HAYVANLARI ORMANLARA TECRİT ETMEK İŞKENCEDİR
Öte yandan belediyeler, bilinçsizce binlerce köpeği ormanlara atmak suretiyle kontrolsüzce çoğalmalarına sebep olmuşlardır. Ormanlardaki hayvanların birçoğu yabanileşmiş, yakalanamaz duruma gelmiştir. Şimdi yine ormanlara atılacak hayvanların aç susuz kalıp birbirlerini parçalayacakları bir gerçektir.
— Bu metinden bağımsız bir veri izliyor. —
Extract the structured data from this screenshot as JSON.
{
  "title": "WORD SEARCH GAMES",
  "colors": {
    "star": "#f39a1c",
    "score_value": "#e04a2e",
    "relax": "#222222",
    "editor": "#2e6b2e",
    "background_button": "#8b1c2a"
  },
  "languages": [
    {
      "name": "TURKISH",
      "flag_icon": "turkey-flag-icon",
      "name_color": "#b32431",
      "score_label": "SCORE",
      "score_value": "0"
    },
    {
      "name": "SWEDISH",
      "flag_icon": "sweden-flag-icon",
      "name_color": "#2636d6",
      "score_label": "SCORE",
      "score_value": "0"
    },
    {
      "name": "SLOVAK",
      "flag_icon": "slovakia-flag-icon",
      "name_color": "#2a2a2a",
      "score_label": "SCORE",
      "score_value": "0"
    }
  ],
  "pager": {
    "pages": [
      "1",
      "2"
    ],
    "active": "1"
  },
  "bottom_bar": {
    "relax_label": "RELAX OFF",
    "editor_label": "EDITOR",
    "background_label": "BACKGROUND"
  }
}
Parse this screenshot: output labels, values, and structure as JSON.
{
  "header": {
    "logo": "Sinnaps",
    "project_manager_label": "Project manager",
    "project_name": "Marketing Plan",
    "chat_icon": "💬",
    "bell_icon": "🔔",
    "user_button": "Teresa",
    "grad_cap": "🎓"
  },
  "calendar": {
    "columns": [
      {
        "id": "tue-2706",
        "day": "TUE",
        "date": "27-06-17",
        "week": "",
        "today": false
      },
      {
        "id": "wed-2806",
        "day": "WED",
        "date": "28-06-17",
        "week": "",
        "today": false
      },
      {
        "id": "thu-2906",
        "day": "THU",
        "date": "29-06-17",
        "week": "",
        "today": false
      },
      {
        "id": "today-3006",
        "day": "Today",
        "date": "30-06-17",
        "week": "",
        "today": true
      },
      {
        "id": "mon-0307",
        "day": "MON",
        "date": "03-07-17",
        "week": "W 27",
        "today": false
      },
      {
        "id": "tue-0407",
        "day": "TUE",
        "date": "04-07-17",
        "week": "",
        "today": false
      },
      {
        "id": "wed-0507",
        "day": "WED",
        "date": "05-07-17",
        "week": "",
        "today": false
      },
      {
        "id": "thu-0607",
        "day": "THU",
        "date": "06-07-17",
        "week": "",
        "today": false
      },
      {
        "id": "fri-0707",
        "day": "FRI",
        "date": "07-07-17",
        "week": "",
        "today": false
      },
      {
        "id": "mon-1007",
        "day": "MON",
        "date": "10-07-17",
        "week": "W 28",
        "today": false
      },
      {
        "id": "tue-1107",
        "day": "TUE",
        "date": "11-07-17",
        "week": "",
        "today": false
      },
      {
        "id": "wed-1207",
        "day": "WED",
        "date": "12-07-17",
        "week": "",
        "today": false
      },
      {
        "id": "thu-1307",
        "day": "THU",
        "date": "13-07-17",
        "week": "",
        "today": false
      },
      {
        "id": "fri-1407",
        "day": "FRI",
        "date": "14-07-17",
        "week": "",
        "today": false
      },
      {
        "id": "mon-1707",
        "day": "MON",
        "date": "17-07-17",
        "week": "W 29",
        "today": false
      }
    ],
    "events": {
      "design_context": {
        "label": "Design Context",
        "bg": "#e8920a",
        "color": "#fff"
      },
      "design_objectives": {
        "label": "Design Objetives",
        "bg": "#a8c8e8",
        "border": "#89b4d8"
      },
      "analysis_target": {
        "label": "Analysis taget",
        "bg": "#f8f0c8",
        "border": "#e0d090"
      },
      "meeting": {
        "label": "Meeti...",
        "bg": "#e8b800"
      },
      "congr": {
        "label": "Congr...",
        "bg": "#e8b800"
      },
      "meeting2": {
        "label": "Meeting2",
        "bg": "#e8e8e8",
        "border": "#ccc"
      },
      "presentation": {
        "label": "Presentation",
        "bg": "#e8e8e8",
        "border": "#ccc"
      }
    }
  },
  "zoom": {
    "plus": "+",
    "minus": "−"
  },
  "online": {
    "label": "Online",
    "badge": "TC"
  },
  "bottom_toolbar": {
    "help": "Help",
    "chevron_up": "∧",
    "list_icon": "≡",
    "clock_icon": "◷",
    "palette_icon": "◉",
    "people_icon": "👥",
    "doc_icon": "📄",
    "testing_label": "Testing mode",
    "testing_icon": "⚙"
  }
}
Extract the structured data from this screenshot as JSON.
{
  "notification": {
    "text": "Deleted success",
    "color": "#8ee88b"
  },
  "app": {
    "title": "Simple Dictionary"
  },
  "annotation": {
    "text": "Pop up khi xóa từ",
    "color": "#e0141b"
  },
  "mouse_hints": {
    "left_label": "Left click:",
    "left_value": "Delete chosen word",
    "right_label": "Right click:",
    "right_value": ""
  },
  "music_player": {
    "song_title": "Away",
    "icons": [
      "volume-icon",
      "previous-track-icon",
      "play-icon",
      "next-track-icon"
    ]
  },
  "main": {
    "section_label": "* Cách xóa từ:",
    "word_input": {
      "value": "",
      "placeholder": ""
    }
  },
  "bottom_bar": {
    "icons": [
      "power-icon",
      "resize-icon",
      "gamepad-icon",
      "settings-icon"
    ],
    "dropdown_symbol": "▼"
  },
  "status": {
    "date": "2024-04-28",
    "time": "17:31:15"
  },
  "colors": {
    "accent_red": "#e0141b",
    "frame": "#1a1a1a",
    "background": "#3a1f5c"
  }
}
Doğasında insanla birlikte yaşayan köpeği barınaklara ya da ormanlara tecrit etmek bir nevi işkencedir ve hayvan haklarının ihlali demektir.
Hazırlanan tasarı kabul edilecek olursa halkta infial yaratacaktır. Sokaklardan ve evlerden köpek toplama işinde kullanılacak kişilerin suça meyilli kişiler olabileceği unutulmamalıdır. Çıkacak çatışma ve rezaleti ilgililer göze almalıdır. Toplumu rahatsız edecek görüntüler, gençlerimizin ve çocuklarımızın hafızalarına kazılacaktır.
Düşünüldüğü gibi hayvanlar yok edildiği takdirde özellikle dere yatakları ve rögarlı mahallelerin bulunduğu İstanbul’u farelerin basma olasılığı mevcuttur.
Dolayısı ile bu tasarının tamamı yanlıştır. Devlete düşen ciddi bir yapıyla çalışmak, evcil hayvan üretim ve satışını durdurmak ve kapsamlı bir kısırlaştırma projesi ortaya koymasıdır. Umudumuz, başbakanımızın bu yasaya onay vermeyeceğidir.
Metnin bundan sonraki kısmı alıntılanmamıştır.